Bitte mehr Mut – Warum Agilität und Hierarchie sich nicht ausschließen!

Ola Källenius, CEO der Daimler AG, hat kürzlich bekannt gegeben, Abläufe und Führungsstrukturen für die Zukunft neu aufzustellen. Die Herausforderung, die das notwendig macht, ist nichts Geringeres als die Transformation der Autoindustrie hin zur Digitalisierung und zum schrittweisen Umstieg zur CO2-neutralen Mobilität.

Das klingt nach einer Mammut-Aufgabe, auch vor dem Hintergrund, dass diese Themen bereits seit einiger Zeit und (einiger) Anstrengung versucht werden und die Ergebnisse bisher noch recht übersichtlich sind. Zusammen mit der wirtschaftlichen Lage bei Daimler sowie dem notwendigen Umsetzungshorizont wird jedem klar sein, dass der Erfolgsdruck immens hoch ist.

Zusammengefasst: Neue Themen und Technologien, neue Abläufe, kurze Ergebniszyklen bzw. zügige Umsetzung. Und die laut Medienresonanz wahrnehmbare Antwort von Daimler: Weiter wie bisher, aber gestrafft. Natürlich! Und Daimler steht hier stellvertretend für die nahezu gesamte Industrie.

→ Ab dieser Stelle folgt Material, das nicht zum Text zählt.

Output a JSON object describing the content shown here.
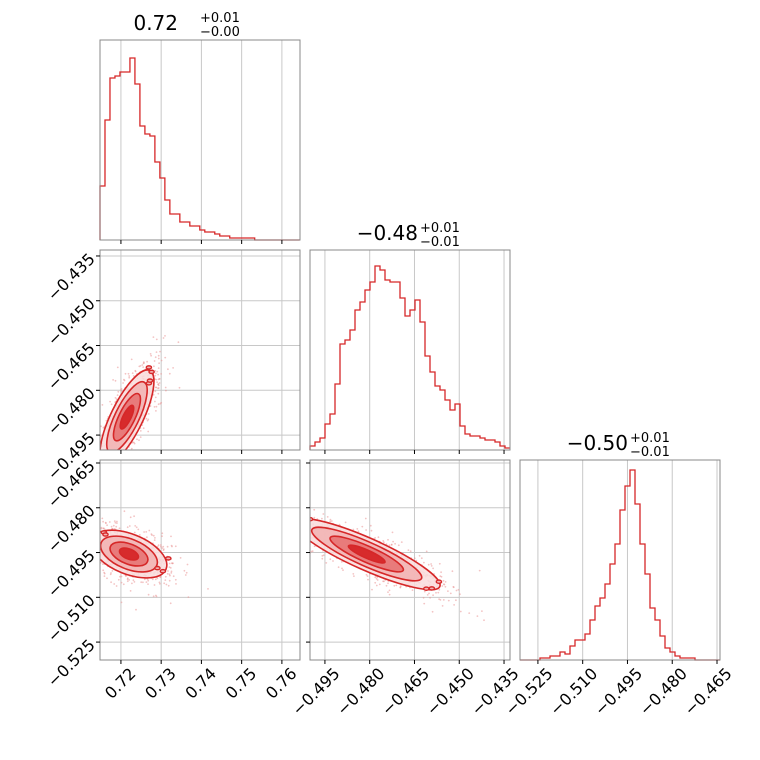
{
  "colors": {
    "accent": "#d62728",
    "grid": "#c8c8c8",
    "frame": "#888888",
    "background": "#ffffff"
  },
  "chart_data": {
    "type": "corner",
    "parameters": [
      {
        "range": [
          0.7148,
          0.7645
        ],
        "ticks": [
          0.72,
          0.73,
          0.74,
          0.75,
          0.76
        ],
        "tick_labels": [
          "0.72",
          "0.73",
          "0.74",
          "0.75",
          "0.76"
        ],
        "title": {
          "value": "0.72",
          "upper": "+0.01",
          "lower": "−0.00"
        }
      },
      {
        "range": [
          -0.5,
          -0.433
        ],
        "ticks": [
          -0.495,
          -0.48,
          -0.465,
          -0.45,
          -0.435
        ],
        "tick_labels": [
          "−0.495",
          "−0.480",
          "−0.465",
          "−0.450",
          "−0.435"
        ],
        "title": {
          "value": "−0.48",
          "upper": "+0.01",
          "lower": "−0.01"
        }
      },
      {
        "range": [
          -0.531,
          -0.464
        ],
        "ticks": [
          -0.525,
          -0.51,
          -0.495,
          -0.48,
          -0.465
        ],
        "tick_labels": [
          "−0.525",
          "−0.510",
          "−0.495",
          "−0.480",
          "−0.465"
        ],
        "title": {
          "value": "−0.50",
          "upper": "+0.01",
          "lower": "−0.01"
        }
      }
    ],
    "histograms": [
      {
        "parameter": 0,
        "bin_edges_start": 0.7148,
        "bin_width": 0.00124,
        "counts": [
          0.27,
          0.6,
          0.81,
          0.82,
          0.84,
          0.84,
          0.91,
          0.78,
          0.57,
          0.53,
          0.52,
          0.39,
          0.31,
          0.2,
          0.13,
          0.13,
          0.09,
          0.09,
          0.07,
          0.07,
          0.05,
          0.04,
          0.04,
          0.03,
          0.02,
          0.02,
          0.01,
          0.01,
          0.01,
          0.01,
          0.01,
          0.0,
          0.0,
          0.0,
          0.0,
          0.0,
          0.0,
          0.0,
          0.0,
          0.0
        ]
      },
      {
        "parameter": 1,
        "bin_edges_start": -0.5,
        "bin_width": 0.001675,
        "counts": [
          0.02,
          0.04,
          0.06,
          0.13,
          0.18,
          0.33,
          0.53,
          0.55,
          0.6,
          0.7,
          0.74,
          0.8,
          0.84,
          0.92,
          0.9,
          0.85,
          0.84,
          0.84,
          0.76,
          0.67,
          0.7,
          0.75,
          0.64,
          0.47,
          0.39,
          0.32,
          0.3,
          0.25,
          0.2,
          0.23,
          0.12,
          0.08,
          0.07,
          0.07,
          0.06,
          0.05,
          0.05,
          0.04,
          0.02,
          0.01
        ]
      },
      {
        "parameter": 2,
        "bin_edges_start": -0.531,
        "bin_width": 0.001675,
        "counts": [
          0.0,
          0.0,
          0.0,
          0.0,
          0.01,
          0.01,
          0.02,
          0.02,
          0.04,
          0.03,
          0.07,
          0.1,
          0.1,
          0.13,
          0.2,
          0.27,
          0.31,
          0.38,
          0.48,
          0.58,
          0.75,
          0.87,
          0.95,
          0.78,
          0.58,
          0.43,
          0.26,
          0.2,
          0.12,
          0.06,
          0.04,
          0.02,
          0.01,
          0.01,
          0.01,
          0.0,
          0.0,
          0.0,
          0.0,
          0.0
        ]
      }
    ],
    "pairs": [
      {
        "x_param": 0,
        "y_param": 1,
        "center": [
          0.7215,
          -0.489
        ],
        "direction": [
          1.0,
          2.55
        ],
        "sigma_major": [
          0.0037,
          0.0096
        ],
        "sigma_minor": 0.0034,
        "rotation_deg": -70
      },
      {
        "x_param": 0,
        "y_param": 2,
        "center": [
          0.722,
          -0.4955
        ],
        "sigma_x": 0.0042,
        "sigma_y": 0.0028,
        "correlation": -0.35
      },
      {
        "x_param": 1,
        "y_param": 2,
        "center": [
          -0.481,
          -0.4955
        ],
        "sigma_major": 0.0115,
        "sigma_minor": 0.0026,
        "slope": -0.32
      }
    ],
    "legend": "none",
    "grid": true
  }
}
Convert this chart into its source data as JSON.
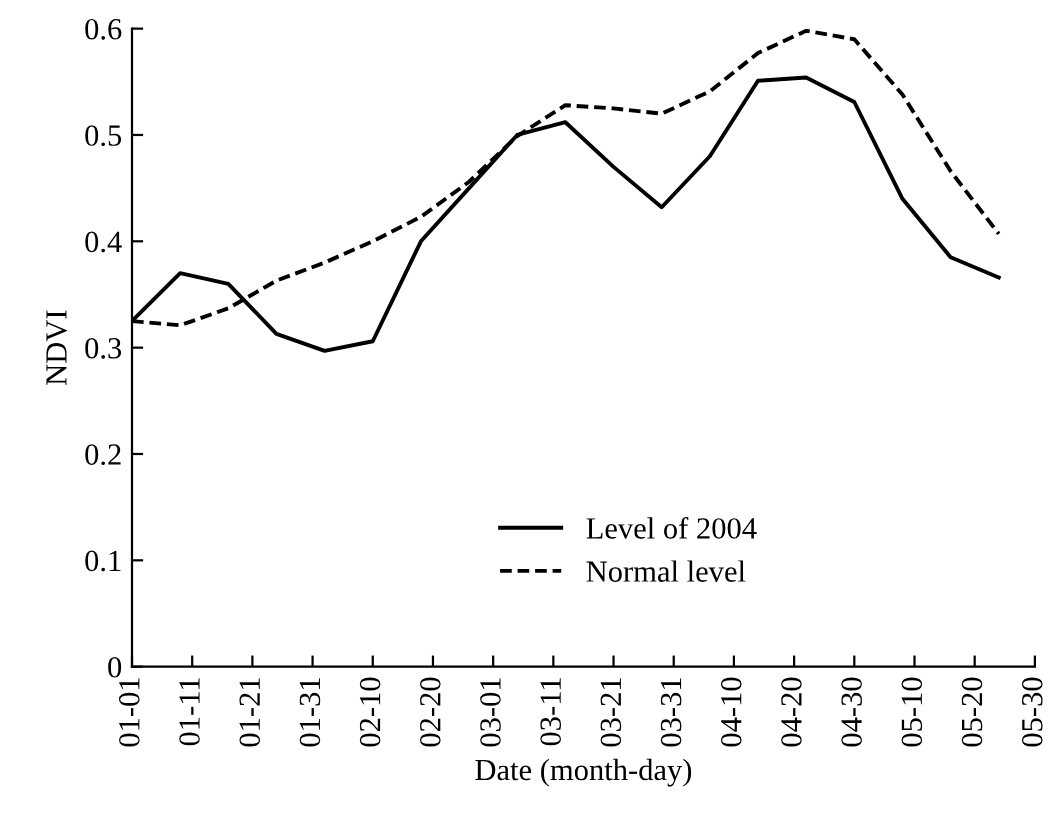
{
  "chart_data": {
    "type": "line",
    "xlabel": "Date (month-day)",
    "ylabel": "NDVI",
    "x": [
      "2004-01-01",
      "2004-01-09",
      "2004-01-17",
      "2004-01-25",
      "2004-02-02",
      "2004-02-10",
      "2004-02-18",
      "2004-02-26",
      "2004-03-05",
      "2004-03-13",
      "2004-03-21",
      "2004-03-29",
      "2004-04-06",
      "2004-04-14",
      "2004-04-22",
      "2004-04-30",
      "2004-05-08",
      "2004-05-16",
      "2004-05-24"
    ],
    "series": [
      {
        "name": "Level of 2004",
        "color": "#000000",
        "line_style": "solid",
        "values": [
          0.325,
          0.37,
          0.36,
          0.313,
          0.297,
          0.306,
          0.4,
          0.45,
          0.5,
          0.512,
          0.47,
          0.432,
          0.48,
          0.551,
          0.554,
          0.531,
          0.44,
          0.385,
          0.366
        ]
      },
      {
        "name": "Normal level",
        "color": "#000000",
        "line_style": "dashed",
        "values": [
          0.325,
          0.321,
          0.337,
          0.363,
          0.38,
          0.4,
          0.423,
          0.456,
          0.499,
          0.528,
          0.525,
          0.52,
          0.541,
          0.577,
          0.598,
          0.59,
          0.538,
          0.466,
          0.407
        ]
      }
    ],
    "xlim": [
      "2004-01-01",
      "2004-05-30"
    ],
    "xticks": [
      {
        "value": "2004-01-01",
        "label": "01-01"
      },
      {
        "value": "2004-01-11",
        "label": "01-11"
      },
      {
        "value": "2004-01-21",
        "label": "01-21"
      },
      {
        "value": "2004-01-31",
        "label": "01-31"
      },
      {
        "value": "2004-02-10",
        "label": "02-10"
      },
      {
        "value": "2004-02-20",
        "label": "02-20"
      },
      {
        "value": "2004-03-01",
        "label": "03-01"
      },
      {
        "value": "2004-03-11",
        "label": "03-11"
      },
      {
        "value": "2004-03-21",
        "label": "03-21"
      },
      {
        "value": "2004-03-31",
        "label": "03-31"
      },
      {
        "value": "2004-04-10",
        "label": "04-10"
      },
      {
        "value": "2004-04-20",
        "label": "04-20"
      },
      {
        "value": "2004-04-30",
        "label": "04-30"
      },
      {
        "value": "2004-05-10",
        "label": "05-10"
      },
      {
        "value": "2004-05-20",
        "label": "05-20"
      },
      {
        "value": "2004-05-30",
        "label": "05-30"
      }
    ],
    "ylim": [
      0,
      0.6
    ],
    "yticks": [
      0,
      0.1,
      0.2,
      0.3,
      0.4,
      0.5,
      0.6
    ],
    "grid": false,
    "legend": "bottom"
  }
}
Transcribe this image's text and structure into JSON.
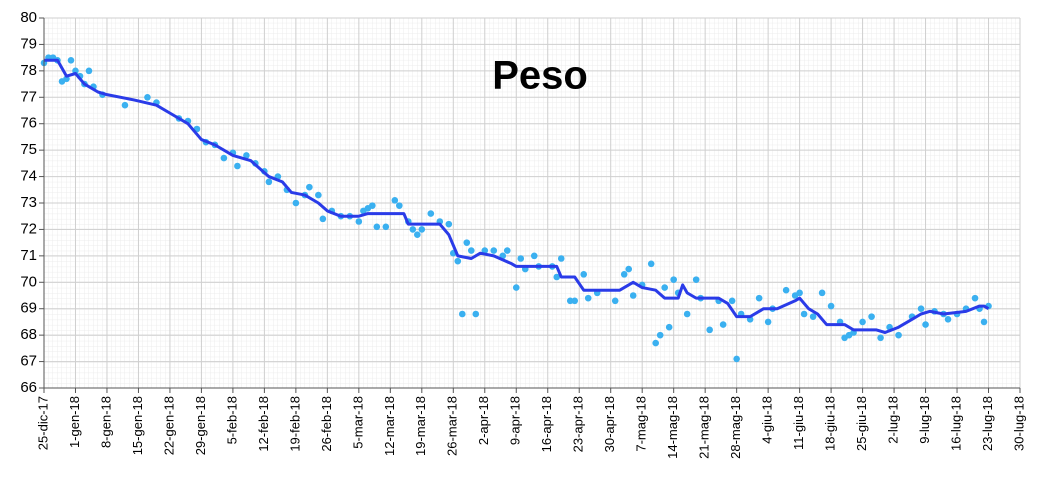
{
  "chart_data": {
    "type": "scatter-line",
    "title": "Peso",
    "xlim": [
      "2017-12-25",
      "2018-07-30"
    ],
    "xticks": [
      {
        "value": "2017-12-25",
        "label": "25-dic-17"
      },
      {
        "value": "2018-01-01",
        "label": "1-gen-18"
      },
      {
        "value": "2018-01-08",
        "label": "8-gen-18"
      },
      {
        "value": "2018-01-15",
        "label": "15-gen-18"
      },
      {
        "value": "2018-01-22",
        "label": "22-gen-18"
      },
      {
        "value": "2018-01-29",
        "label": "29-gen-18"
      },
      {
        "value": "2018-02-05",
        "label": "5-feb-18"
      },
      {
        "value": "2018-02-12",
        "label": "12-feb-18"
      },
      {
        "value": "2018-02-19",
        "label": "19-feb-18"
      },
      {
        "value": "2018-02-26",
        "label": "26-feb-18"
      },
      {
        "value": "2018-03-05",
        "label": "5-mar-18"
      },
      {
        "value": "2018-03-12",
        "label": "12-mar-18"
      },
      {
        "value": "2018-03-19",
        "label": "19-mar-18"
      },
      {
        "value": "2018-03-26",
        "label": "26-mar-18"
      },
      {
        "value": "2018-04-02",
        "label": "2-apr-18"
      },
      {
        "value": "2018-04-09",
        "label": "9-apr-18"
      },
      {
        "value": "2018-04-16",
        "label": "16-apr-18"
      },
      {
        "value": "2018-04-23",
        "label": "23-apr-18"
      },
      {
        "value": "2018-04-30",
        "label": "30-apr-18"
      },
      {
        "value": "2018-05-07",
        "label": "7-mag-18"
      },
      {
        "value": "2018-05-14",
        "label": "14-mag-18"
      },
      {
        "value": "2018-05-21",
        "label": "21-mag-18"
      },
      {
        "value": "2018-05-28",
        "label": "28-mag-18"
      },
      {
        "value": "2018-06-04",
        "label": "4-giu-18"
      },
      {
        "value": "2018-06-11",
        "label": "11-giu-18"
      },
      {
        "value": "2018-06-18",
        "label": "18-giu-18"
      },
      {
        "value": "2018-06-25",
        "label": "25-giu-18"
      },
      {
        "value": "2018-07-02",
        "label": "2-lug-18"
      },
      {
        "value": "2018-07-09",
        "label": "9-lug-18"
      },
      {
        "value": "2018-07-16",
        "label": "16-lug-18"
      },
      {
        "value": "2018-07-23",
        "label": "23-lug-18"
      },
      {
        "value": "2018-07-30",
        "label": "30-lug-18"
      }
    ],
    "ylim": [
      66,
      80
    ],
    "yticks": [
      66,
      67,
      68,
      69,
      70,
      71,
      72,
      73,
      74,
      75,
      76,
      77,
      78,
      79,
      80
    ],
    "grid": true,
    "series": [
      {
        "kind": "scatter",
        "color": "#3ab0f0",
        "x": [
          "2017-12-25",
          "2017-12-26",
          "2017-12-27",
          "2017-12-28",
          "2017-12-29",
          "2017-12-30",
          "2017-12-31",
          "2018-01-01",
          "2018-01-02",
          "2018-01-03",
          "2018-01-04",
          "2018-01-05",
          "2018-01-07",
          "2018-01-12",
          "2018-01-17",
          "2018-01-19",
          "2018-01-24",
          "2018-01-26",
          "2018-01-28",
          "2018-01-30",
          "2018-02-01",
          "2018-02-03",
          "2018-02-05",
          "2018-02-06",
          "2018-02-08",
          "2018-02-10",
          "2018-02-12",
          "2018-02-13",
          "2018-02-15",
          "2018-02-17",
          "2018-02-19",
          "2018-02-21",
          "2018-02-22",
          "2018-02-24",
          "2018-02-25",
          "2018-02-27",
          "2018-03-01",
          "2018-03-03",
          "2018-03-05",
          "2018-03-06",
          "2018-03-07",
          "2018-03-08",
          "2018-03-09",
          "2018-03-11",
          "2018-03-13",
          "2018-03-14",
          "2018-03-16",
          "2018-03-17",
          "2018-03-18",
          "2018-03-19",
          "2018-03-21",
          "2018-03-23",
          "2018-03-25",
          "2018-03-26",
          "2018-03-27",
          "2018-03-28",
          "2018-03-29",
          "2018-03-30",
          "2018-03-31",
          "2018-04-02",
          "2018-04-04",
          "2018-04-06",
          "2018-04-07",
          "2018-04-09",
          "2018-04-10",
          "2018-04-11",
          "2018-04-13",
          "2018-04-14",
          "2018-04-17",
          "2018-04-18",
          "2018-04-19",
          "2018-04-21",
          "2018-04-22",
          "2018-04-24",
          "2018-04-25",
          "2018-04-27",
          "2018-05-01",
          "2018-05-03",
          "2018-05-04",
          "2018-05-05",
          "2018-05-07",
          "2018-05-09",
          "2018-05-10",
          "2018-05-11",
          "2018-05-12",
          "2018-05-13",
          "2018-05-14",
          "2018-05-15",
          "2018-05-17",
          "2018-05-19",
          "2018-05-20",
          "2018-05-22",
          "2018-05-24",
          "2018-05-25",
          "2018-05-27",
          "2018-05-28",
          "2018-05-29",
          "2018-05-31",
          "2018-06-02",
          "2018-06-04",
          "2018-06-05",
          "2018-06-08",
          "2018-06-10",
          "2018-06-11",
          "2018-06-12",
          "2018-06-14",
          "2018-06-16",
          "2018-06-18",
          "2018-06-20",
          "2018-06-21",
          "2018-06-22",
          "2018-06-23",
          "2018-06-25",
          "2018-06-27",
          "2018-06-29",
          "2018-07-01",
          "2018-07-03",
          "2018-07-06",
          "2018-07-08",
          "2018-07-09",
          "2018-07-11",
          "2018-07-13",
          "2018-07-14",
          "2018-07-16",
          "2018-07-18",
          "2018-07-20",
          "2018-07-21",
          "2018-07-22",
          "2018-07-23"
        ],
        "values": [
          78.3,
          78.5,
          78.5,
          78.4,
          77.6,
          77.7,
          78.4,
          78.0,
          77.8,
          77.5,
          78.0,
          77.4,
          77.1,
          76.7,
          77.0,
          76.8,
          76.2,
          76.1,
          75.8,
          75.3,
          75.2,
          74.7,
          74.9,
          74.4,
          74.8,
          74.5,
          74.2,
          73.8,
          74.0,
          73.5,
          73.0,
          73.3,
          73.6,
          73.3,
          72.4,
          72.7,
          72.5,
          72.5,
          72.3,
          72.7,
          72.8,
          72.9,
          72.1,
          72.1,
          73.1,
          72.9,
          72.3,
          72.0,
          71.8,
          72.0,
          72.6,
          72.3,
          72.2,
          71.1,
          70.8,
          68.8,
          71.5,
          71.2,
          68.8,
          71.2,
          71.2,
          71.0,
          71.2,
          69.8,
          70.9,
          70.5,
          71.0,
          70.6,
          70.6,
          70.2,
          70.9,
          69.3,
          69.3,
          70.3,
          69.4,
          69.6,
          69.3,
          70.3,
          70.5,
          69.5,
          69.9,
          70.7,
          67.7,
          68.0,
          69.8,
          68.3,
          70.1,
          69.6,
          68.8,
          70.1,
          69.4,
          68.2,
          69.3,
          68.4,
          69.3,
          67.1,
          68.8,
          68.6,
          69.4,
          68.5,
          69.0,
          69.7,
          69.5,
          69.6,
          68.8,
          68.7,
          69.6,
          69.1,
          68.5,
          67.9,
          68.0,
          68.1,
          68.5,
          68.7,
          67.9,
          68.3,
          68.0,
          68.7,
          69.0,
          68.4,
          68.9,
          68.8,
          68.6,
          68.8,
          69.0,
          69.4,
          69.0,
          68.5,
          69.1
        ]
      },
      {
        "kind": "line",
        "color": "#2a3be8",
        "x": [
          "2017-12-25",
          "2017-12-28",
          "2017-12-30",
          "2018-01-01",
          "2018-01-03",
          "2018-01-06",
          "2018-01-08",
          "2018-01-14",
          "2018-01-19",
          "2018-01-22",
          "2018-01-26",
          "2018-01-29",
          "2018-02-01",
          "2018-02-05",
          "2018-02-09",
          "2018-02-13",
          "2018-02-16",
          "2018-02-18",
          "2018-02-21",
          "2018-02-24",
          "2018-02-26",
          "2018-03-01",
          "2018-03-05",
          "2018-03-07",
          "2018-03-15",
          "2018-03-16",
          "2018-03-23",
          "2018-03-25",
          "2018-03-27",
          "2018-03-30",
          "2018-04-01",
          "2018-04-04",
          "2018-04-08",
          "2018-04-09",
          "2018-04-18",
          "2018-04-19",
          "2018-04-22",
          "2018-04-24",
          "2018-05-02",
          "2018-05-05",
          "2018-05-07",
          "2018-05-10",
          "2018-05-12",
          "2018-05-15",
          "2018-05-16",
          "2018-05-17",
          "2018-05-19",
          "2018-05-24",
          "2018-05-26",
          "2018-05-28",
          "2018-05-31",
          "2018-06-03",
          "2018-06-06",
          "2018-06-10",
          "2018-06-11",
          "2018-06-13",
          "2018-06-15",
          "2018-06-17",
          "2018-06-21",
          "2018-06-23",
          "2018-06-28",
          "2018-06-30",
          "2018-07-03",
          "2018-07-06",
          "2018-07-08",
          "2018-07-10",
          "2018-07-13",
          "2018-07-18",
          "2018-07-21",
          "2018-07-22",
          "2018-07-23"
        ],
        "values": [
          78.4,
          78.4,
          77.8,
          77.9,
          77.5,
          77.2,
          77.1,
          76.9,
          76.7,
          76.4,
          76.0,
          75.4,
          75.2,
          74.8,
          74.6,
          74.0,
          73.8,
          73.4,
          73.3,
          73.0,
          72.7,
          72.5,
          72.5,
          72.6,
          72.6,
          72.2,
          72.2,
          71.8,
          71.0,
          70.9,
          71.1,
          71.0,
          70.7,
          70.6,
          70.6,
          70.2,
          70.2,
          69.7,
          69.7,
          70.0,
          69.8,
          69.7,
          69.4,
          69.4,
          69.9,
          69.6,
          69.4,
          69.4,
          69.2,
          68.7,
          68.7,
          69.0,
          69.0,
          69.3,
          69.4,
          69.0,
          68.8,
          68.4,
          68.4,
          68.2,
          68.2,
          68.1,
          68.3,
          68.6,
          68.8,
          68.9,
          68.8,
          68.9,
          69.1,
          69.1,
          69.0
        ]
      }
    ]
  }
}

Daimlers Antwort auf die Herausforderungen der Zukunft ist derzeit das Festhalten an Altem und Bewährtem. Das von dem man hofft, dass es die derzeitigen Probleme in den Griff bekommen soll: Zentralisierung! Ein Lösungsbaustein beinhaltet das Zusammenlegen von Vorstandsbereichen unter einer Person, deren Kalender bereits ohnehin prall gefüllt ist. In Zeiten von hoher Produktkomplexität und zügiger Umsetzungsnotwendigkeit nicht unbedingt das Heilmittel eine Organisation schneller zu machen. Im Gegenteil: Sie wird dadurch garantiert langsamer werden, wichtige Entscheidungen werden verschleppt oder von Leuten getroffen, die diese gar nicht treffen können und sollten. Ein Teufelskreis, der auch dazu führen wird, immer den berühmten Schritt zu spät zu sein. Vielleicht hat man aber auch Glück.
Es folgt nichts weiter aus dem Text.